Irreversible heart damage?
Heart failure occurs when the heart is no longer able to pump enough blood to meet the body’s needs. This causes weakness, fatigue, shortness of breath, fluid buildup in the lungs, and other symptoms that rob patients of their quality of life. The disease is irreversible and often leads to death.
Heart failure can be triggered by heart attacks and other conditions that damage heart tissue. Doctors currently have no way to repair this damage because the body stops producing cardiomyocytes shortly after birth. Saucerman and his team are striving to find drugs that can restart this natural production line.
Working with scientists at the pharmaceutical company AstraZeneca, the UVA researchers combined a traditional approach – looking at living cells under a microscope – with advanced image processing algorithms. Using this approach, they were able to identify 30 compounds that triggered the production of cardiomyocytes in culture dishes.

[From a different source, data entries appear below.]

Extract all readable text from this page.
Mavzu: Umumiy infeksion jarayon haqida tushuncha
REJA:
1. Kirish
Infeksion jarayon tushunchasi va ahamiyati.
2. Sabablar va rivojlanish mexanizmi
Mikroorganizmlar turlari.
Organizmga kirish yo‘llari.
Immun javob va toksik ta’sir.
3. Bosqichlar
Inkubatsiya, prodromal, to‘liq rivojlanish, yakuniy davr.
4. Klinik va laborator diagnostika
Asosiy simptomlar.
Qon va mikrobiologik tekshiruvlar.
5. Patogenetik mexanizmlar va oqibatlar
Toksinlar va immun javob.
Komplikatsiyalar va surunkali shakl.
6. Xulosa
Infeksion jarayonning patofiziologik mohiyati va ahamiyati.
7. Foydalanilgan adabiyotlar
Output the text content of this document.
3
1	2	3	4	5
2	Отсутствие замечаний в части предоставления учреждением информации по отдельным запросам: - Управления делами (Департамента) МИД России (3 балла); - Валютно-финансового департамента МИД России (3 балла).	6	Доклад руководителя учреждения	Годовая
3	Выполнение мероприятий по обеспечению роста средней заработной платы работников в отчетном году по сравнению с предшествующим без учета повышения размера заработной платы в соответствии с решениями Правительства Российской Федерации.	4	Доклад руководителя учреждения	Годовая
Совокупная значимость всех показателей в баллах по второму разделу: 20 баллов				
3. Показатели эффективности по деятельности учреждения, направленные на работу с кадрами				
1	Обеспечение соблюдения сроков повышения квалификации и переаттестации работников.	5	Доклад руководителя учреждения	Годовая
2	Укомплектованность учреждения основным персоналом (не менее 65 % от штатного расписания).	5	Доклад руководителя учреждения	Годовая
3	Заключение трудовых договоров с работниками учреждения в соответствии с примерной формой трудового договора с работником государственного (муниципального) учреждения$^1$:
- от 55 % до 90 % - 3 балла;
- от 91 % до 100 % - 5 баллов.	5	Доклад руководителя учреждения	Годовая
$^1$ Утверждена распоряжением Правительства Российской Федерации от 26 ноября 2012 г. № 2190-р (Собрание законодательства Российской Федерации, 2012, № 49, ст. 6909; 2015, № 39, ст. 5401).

Although the drugs showed promise, scientists needed to better understand how the drugs worked—that is, how exactly they might stimulate cardiomyocyte production. So the UVA team selected five different compounds that acted on different cellular targets and set out to find answers.
The scientists weren’t sure how the compounds worked because they targeted proteins that were unrelated in previous studies of cardiomyocyte production. To get a more comprehensive look, the researchers examined the expression of all genes in the genome as well as a large number of proteins.
Using machine learning, they linked the data into a network to explain the cascade of effects the compounds would produce. They found that the drugs promoted cardiomyocyte production in a similar way and did so without toxicity—a promising sign.
The new findings bring scientists closer to translating their laboratory work into new treatment methods.
“Based on these results, we are now assembling the data into a large-scale computer model of cardiomyocyte production and testing selected compounds in animal models,” said Saucerman, who also works at UVA’s Robert M. Berne Cardiovascular Research Center. “Normally, our ability to produce new cardiomyocytes is lost shortly after birth. I hope that one day new drugs can restore this regenerative ability to treat heart attacks.”
The research was supported by AstraZeneca, a grant from the UVA-AstraZeneca Strategic Cardiovascular Alliance, the Pinn Scholar Award from UVA, and the National Institutes of Health grants T32-HL007284, S10 OD021723, HL160665, and HL162925.